Au front En ces temps incertains

Ne pas déranger

N° Covid-19

Le poème qui suit a été écrit par Wei Shuiyin (de son vrai nom Long Qiaoling), qui a fait partie du corps infirmier affecté à l’un des douze hôpitaux d’urgence Fangcang construits à Wuhan afin de lutter contre l’épidémie de coronavirus. Long Qiaoling exerce habituellement à l’Hôpital du Peuple, dans la province du Gansu. Dès qu’elle a appris que Wuhan faisait face à un besoin urgent de personnel médical, elle s’est immédiatement portée volontaire.
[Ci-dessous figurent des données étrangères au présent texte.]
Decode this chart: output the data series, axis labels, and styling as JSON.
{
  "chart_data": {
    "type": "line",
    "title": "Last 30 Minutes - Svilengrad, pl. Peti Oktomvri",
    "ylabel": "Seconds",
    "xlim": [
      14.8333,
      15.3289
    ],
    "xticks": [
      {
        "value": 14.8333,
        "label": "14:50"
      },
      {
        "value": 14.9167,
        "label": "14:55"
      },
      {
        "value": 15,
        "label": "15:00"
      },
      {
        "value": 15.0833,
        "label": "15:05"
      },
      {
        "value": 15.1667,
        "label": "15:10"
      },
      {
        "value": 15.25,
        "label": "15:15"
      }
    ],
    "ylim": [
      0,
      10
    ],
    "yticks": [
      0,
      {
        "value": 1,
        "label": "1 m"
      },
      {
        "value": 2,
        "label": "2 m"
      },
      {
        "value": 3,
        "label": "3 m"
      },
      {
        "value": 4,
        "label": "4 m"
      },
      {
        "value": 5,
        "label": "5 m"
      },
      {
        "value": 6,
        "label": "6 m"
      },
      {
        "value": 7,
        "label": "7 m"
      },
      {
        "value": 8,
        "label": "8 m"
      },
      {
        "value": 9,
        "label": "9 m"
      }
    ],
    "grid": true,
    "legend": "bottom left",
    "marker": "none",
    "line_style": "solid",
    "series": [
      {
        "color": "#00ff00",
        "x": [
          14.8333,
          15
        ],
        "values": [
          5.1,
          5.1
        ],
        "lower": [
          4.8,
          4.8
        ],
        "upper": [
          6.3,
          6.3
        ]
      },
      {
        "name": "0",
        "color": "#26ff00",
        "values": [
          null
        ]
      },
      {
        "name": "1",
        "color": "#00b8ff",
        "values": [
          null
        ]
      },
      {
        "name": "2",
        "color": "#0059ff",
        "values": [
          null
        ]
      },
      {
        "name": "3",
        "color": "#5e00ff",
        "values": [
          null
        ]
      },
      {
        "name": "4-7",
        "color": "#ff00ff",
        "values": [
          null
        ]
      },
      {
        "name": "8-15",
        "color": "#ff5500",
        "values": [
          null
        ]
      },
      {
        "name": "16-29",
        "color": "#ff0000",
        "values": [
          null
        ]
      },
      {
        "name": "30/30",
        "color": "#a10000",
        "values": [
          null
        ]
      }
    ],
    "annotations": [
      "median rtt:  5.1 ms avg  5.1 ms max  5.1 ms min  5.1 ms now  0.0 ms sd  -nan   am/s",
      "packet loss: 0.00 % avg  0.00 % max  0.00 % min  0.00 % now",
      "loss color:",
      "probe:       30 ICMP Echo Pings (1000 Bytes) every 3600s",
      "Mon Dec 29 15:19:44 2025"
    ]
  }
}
Son post d’origine, comprenant quatre poèmes, a été rapidement effacé du réseau social WeChat mais a pu être sauvegardé sur le site China Digital Times.

PERMETTEZ-MOI SEULEMENT d’ôter ma blouse, mon masque
D’extirper ma chair de cette carapace
Laissez-moi adosser au mur ce corps
Calmement, respirer.
Ah…
Je vous laisse les slogans
Je vous laisse les louanges
Les travailleurs modèles et autres boniments — eux tous vous appartiennent
Je ne fais qu’accomplir le devoir qui m’échoit
De soignant, d’une conscience qui sauve
Même si cela implique d’aller au front — d’y aller nu
Quand la vie, la mort n’attendent pas nos choix
On se passe bien des idéaux grandioses
Épargnez-moi donc les couronnes florales
Les applaudissements
Les « risques du métier », les « héros », les médailles
Wuhan, je n’y suis pas venue voir les cerisiers renaître
Ni récolter les lauriers, les ronflants encensoirs
Que l’épidémie s’achève, pouvoir rentrer chez moi
Même réduite à un tas d’os
Que je devrai rapporter moi-même à mes enfants, à mes parents
Une question :
Qui accepterait d’étreindre les cendres de ses compagnons
Pour reprendre le chemin du retour ?
Aux médias :
Cessez donc de venir me déranger
Vos vérités et vos statistiques
Je n’ai ni de temps ni de cœur à leur consacrer
Le labeur d’un jour, d’une nuit
Le repos, le sommeil
Sont plus que vos louanges, eux des nécessités
Si vous le pouvez, allez-donc voir plutôt
Si aux cheminées des foyers sinistrés
De la fumée s’élève de nouveau
Et si les téléphones, vagabonds des crématoriums,
Ont retrouvé leur propriétaire.

WEI SHUIYIN est l’autrice du poème Ne pas déranger, traduit du chinois (Chine) par CORALINE JORTAY. Première publication sur WeChat, puis archivé in China Digital Times (18 février 2020).

Illustration © ababil12/Getty Images.